Lenny Kravitz hat in der Stuttgarter Schleyerhalle vor 8000 Besuchern eine sehr gute Bühnenshow abgeliefert und alle Erwartungen befriedigt. Und doch bleiben manche Fragen offen.

Kultur: Jan Ulrich Welke (juw)

Stuttgart - Ausgerechnet „All along the Watchtower“ läuft als Rausschmeißer vom Band, als am Samstagabend die Scheinwerfer aus und das Hallenlicht angegangen sind. Jimi Hendrix’ längst selbst zum Klassiker gewordene Adaption des Klassikers von Bob Dylan, vom Folksänger als „die maßgebliche“ Deutung bezeichnet, geleitet die Besucher nach draußen. Ein kleines Detail vielleicht nur, aber Sinnbild womöglich für das Dilemma, an dem Lenny Kravitz seit Jahr und Tag zu rackern hat: dem Vorwurf, dass er, auch optisch Jimi Hendrix sehr ähnlich, epigonal die alten Erfolgsrezepte auszureiten versucht; dass sein Beitrag zur zeitgenössischen Popularmusik mehrheitlich in selbstdarstellerischen Qualitäten liegt; und dass dort, auf der Bühne und im Tonstudio, zwar massenkompatibel Tönendes, aber wenig Innovationspotenzial Bietendes geboten wird.

 

Achttausend Besucher sprechen am Samstagabend in der Schleyerhalle für und wider diese Thesen. Für, weil es in Stuttgart sonst keine Halle gibt, die ein entsprechend großes Publikum fassen könnte. Und wider, weil diese Arena je nach Bühnengröße bis zu fünfzehntausend Zuschauern Platz bietet, mithin bei diesem Konzert insbesondere auf den hinteren der bis zu knapp achtzig Euro bepreisten Ränge recht luftig gefüllt ist.

Dienst nach Vorschrift

Als einer der Mitpräsentatoren firmiert ausweislich der Eintrittskarte das bekannte Musikfachblatt „Cosmopolitan“, was allerdings nicht weiter verwundern oder gar beschweren muss, da umstandslos ins Geschehen übergeleitet werden soll. Lenny Kravitz betritt schon um viertel nach Neun die Bühne, eröffnet pflichtschuldigst mit „Dirty white Boots“ vom neuen Album das Konzert, legt sogleich seine zwei Kracher „American Woman“ und „It ain’t over till it’s over“ nach. Es folgen kurze Ausflüge in das bisherige Schaffen, weitere Lieder vom neuen Album, dann wird zum Gassenhauer „Always on the run“ ein wenig gejammt, schließlich kommt Kravitz’ größter Kracher „Fly away“, und dann . . . ist nach einem Dutzend Songs auch schon Schluss.

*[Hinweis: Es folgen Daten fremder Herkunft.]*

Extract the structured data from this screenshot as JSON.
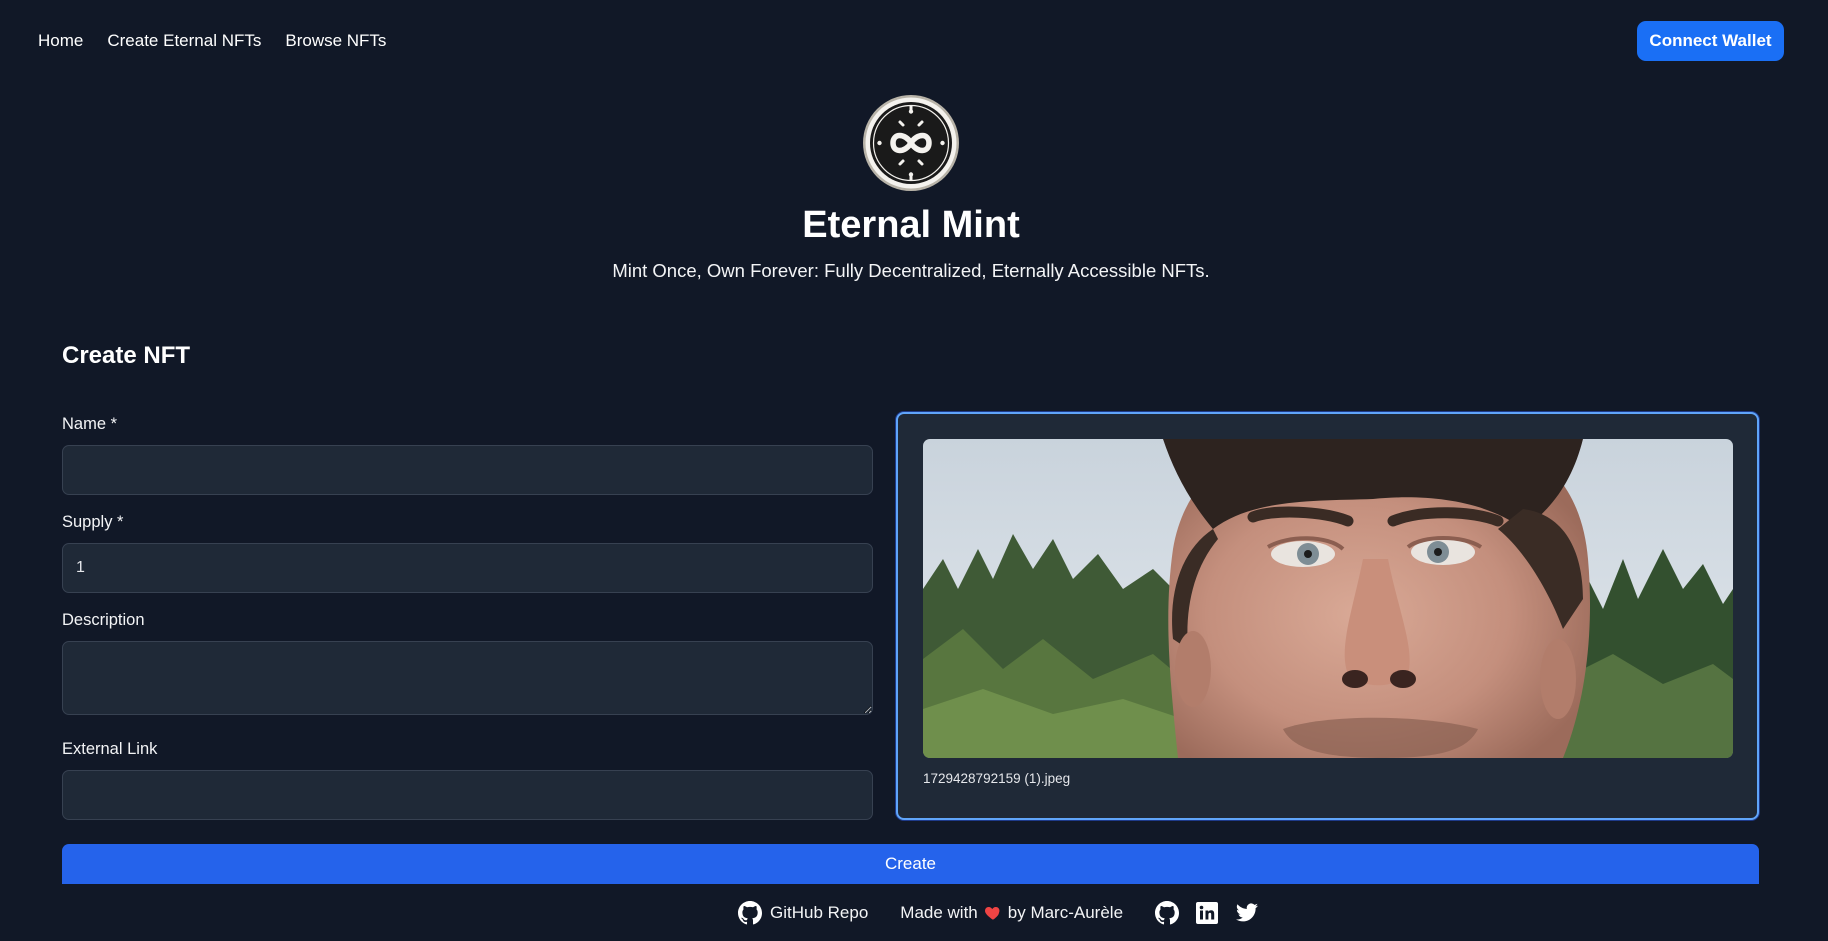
{
  "nav": {
    "links": [
      "Home",
      "Create Eternal NFTs",
      "Browse NFTs"
    ],
    "connect_label": "Connect Wallet"
  },
  "brand": {
    "logo_icon": "infinity-coin-icon",
    "title": "Eternal Mint",
    "tagline": "Mint Once, Own Forever: Fully Decentralized, Eternally Accessible NFTs."
  },
  "form": {
    "title": "Create NFT",
    "name_label": "Name *",
    "name_value": "",
    "supply_label": "Supply *",
    "supply_value": "1",
    "description_label": "Description",
    "description_value": "",
    "external_link_label": "External Link",
    "external_link_value": "",
    "create_label": "Create"
  },
  "preview": {
    "filename": "1729428792159 (1).jpeg",
    "image_icon": "uploaded-photo-preview"
  },
  "footer": {
    "repo_label": "GitHub Repo",
    "made_with_prefix": "Made with",
    "made_with_suffix": "by Marc-Aurèle",
    "heart_icon": "heart-icon",
    "social_icons": [
      "github-icon",
      "linkedin-icon",
      "twitter-icon"
    ]
  },
  "colors": {
    "background": "#111827",
    "accent": "#1a6ff5",
    "create_button": "#2563eb",
    "card_border": "#60a5fa",
    "input_bg": "#1f2937",
    "heart": "#ef4444"
  }
}
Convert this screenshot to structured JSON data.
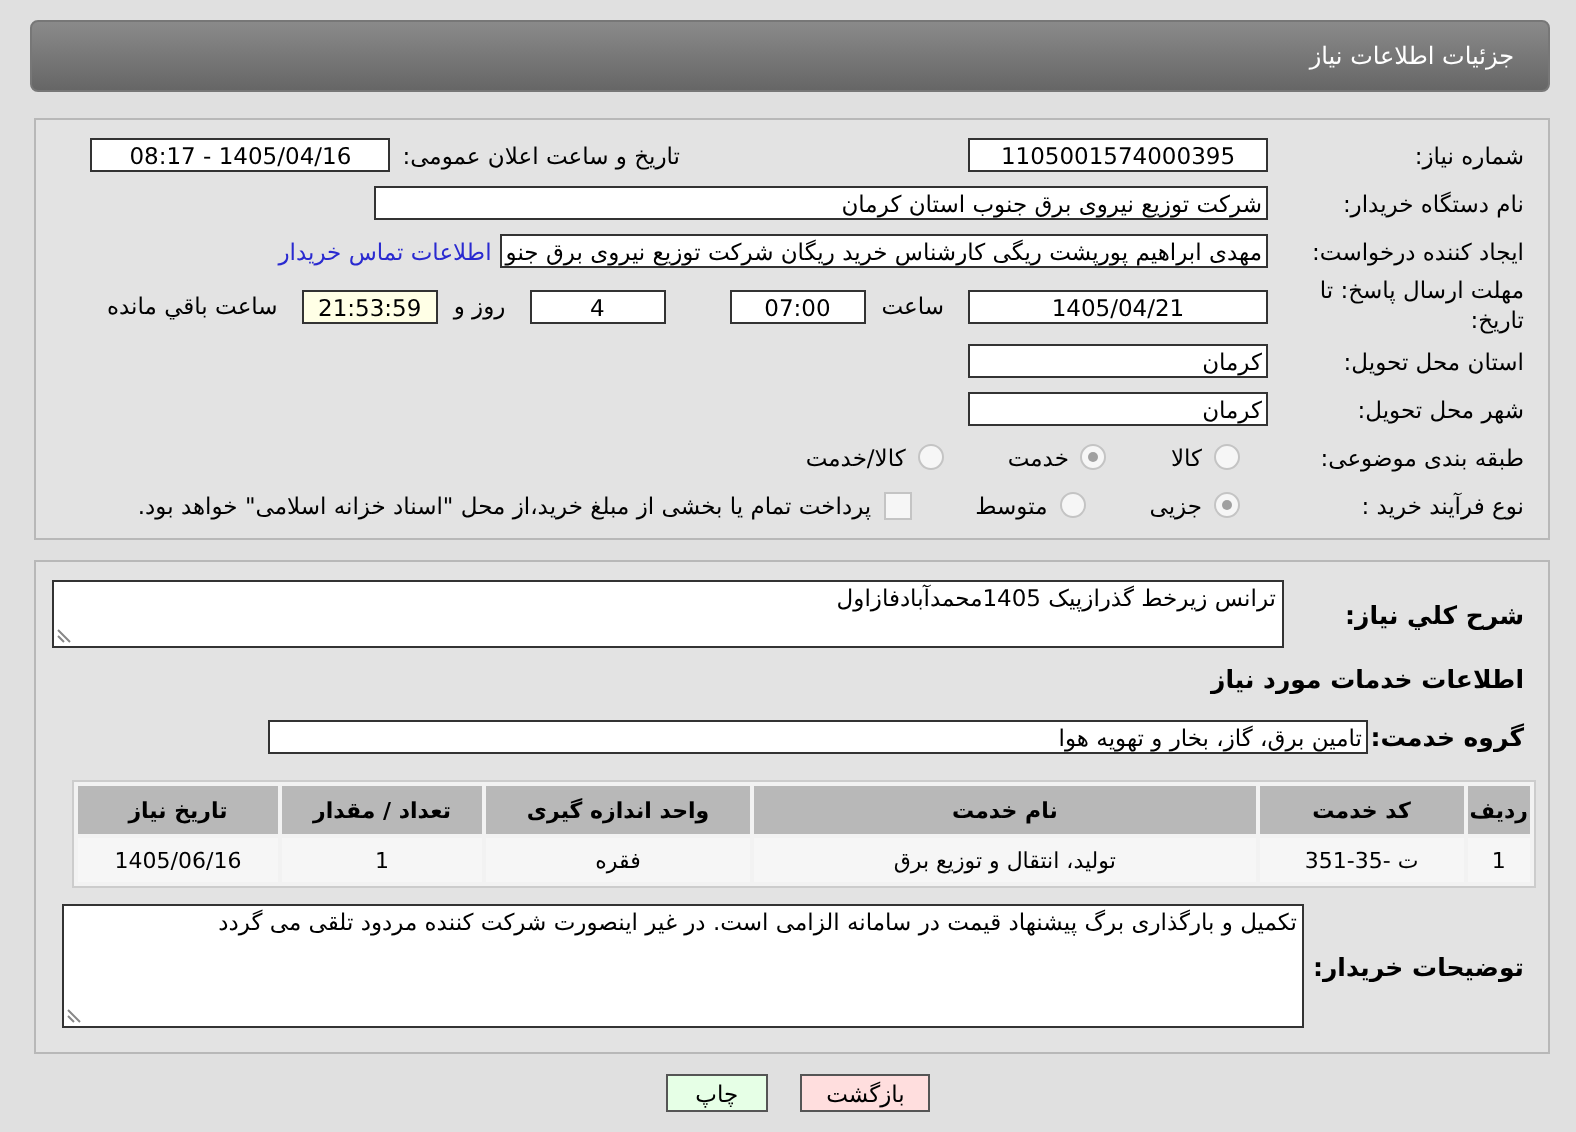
{
  "header": {
    "title": "جزئیات اطلاعات نیاز"
  },
  "need_number": {
    "label": "شماره نیاز:",
    "value": "1105001574000395"
  },
  "announce": {
    "label": "تاریخ و ساعت اعلان عمومی:",
    "value": "1405/04/16 - 08:17"
  },
  "buyer_org": {
    "label": "نام دستگاه خریدار:",
    "value": "شرکت توزیع نیروی برق جنوب استان کرمان"
  },
  "creator": {
    "label": "ایجاد کننده درخواست:",
    "value": "مهدی ابراهیم پورپشت ریگی کارشناس خرید ریگان شرکت توزیع نیروی برق جنو",
    "contact_link": "اطلاعات تماس خریدار"
  },
  "deadline": {
    "label": "مهلت ارسال پاسخ: تا تاریخ:",
    "date": "1405/04/21",
    "time_label": "ساعت",
    "time": "07:00",
    "days": "4",
    "days_label": "روز و",
    "remaining": "21:53:59",
    "remaining_label": "ساعت باقي مانده"
  },
  "province": {
    "label": "استان محل تحویل:",
    "value": "کرمان"
  },
  "city": {
    "label": "شهر محل تحویل:",
    "value": "کرمان"
  },
  "category": {
    "label": "طبقه بندی موضوعی:",
    "options": [
      {
        "label": "کالا",
        "selected": false
      },
      {
        "label": "خدمت",
        "selected": true
      },
      {
        "label": "کالا/خدمت",
        "selected": false
      }
    ]
  },
  "process": {
    "label": "نوع فرآیند خرید :",
    "options": [
      {
        "label": "جزیی",
        "selected": true
      },
      {
        "label": "متوسط",
        "selected": false
      }
    ],
    "treasury": {
      "label": "پرداخت تمام یا بخشی از مبلغ خرید،از محل \"اسناد خزانه اسلامی\" خواهد بود.",
      "checked": false
    }
  },
  "description": {
    "label": "شرح کلي نیاز:",
    "value": "ترانس زیرخط گذرازپیک 1405محمدآبادفازاول"
  },
  "services_heading": "اطلاعات خدمات مورد نیاز",
  "service_group": {
    "label": "گروه خدمت:",
    "value": "تامین برق، گاز، بخار و تهویه هوا"
  },
  "table": {
    "columns": [
      "ردیف",
      "کد خدمت",
      "نام خدمت",
      "واحد اندازه گیری",
      "تعداد / مقدار",
      "تاریخ نیاز"
    ],
    "rows": [
      [
        "1",
        "ت -35-351",
        "تولید، انتقال و توزیع برق",
        "فقره",
        "1",
        "1405/06/16"
      ]
    ]
  },
  "buyer_notes": {
    "label": "توضیحات خریدار:",
    "value": "تکمیل و بارگذاری برگ پیشنهاد قیمت در سامانه الزامی است. در غیر اینصورت شرکت کننده مردود تلقی می گردد"
  },
  "buttons": [
    {
      "label": "بازگشت",
      "kind": "back"
    },
    {
      "label": "چاپ",
      "kind": "print"
    }
  ]
}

Nichts spricht jedenfalls gegen die Songs, ganz im Gegenteil: es sind gute Nummern, die den Ruf des Musikers mit ukrainisch-jüdisch-bahamesischen Wurzeln begründet haben. Sie kommen auch in der Schleyerhalle bestens daher und retten diesen kurzen Abend auch über seine Längen hinweg. Überraschenderweise wird am Ende eine Zugabe anberaumt, sie besteht aus sage und schreibe gleich zwei Stücken, „Are you gonna go my Way“ ist das zweite, womit nunmehr alle Hits gespielt worden wären. Einen ordentlichen Dienst nach Vorschrift hat Lenny Kravitz somit abgeliefert. Zu bemäkeln wären allenfalls der selbst für Schleyerhallenverhältnisse grotesk laute Klang, den der Kosmopolit Kravitz mitgebracht hat, sowie die sehr kärgliche Videoleinwand, auf der das Bühnentreiben so unzureichend vergrößert wird, dass auf den billigen Plätzen am Ende des Hallenrunds tatsächlich nicht mehr als Stecknadelköpfe zu sehen ist.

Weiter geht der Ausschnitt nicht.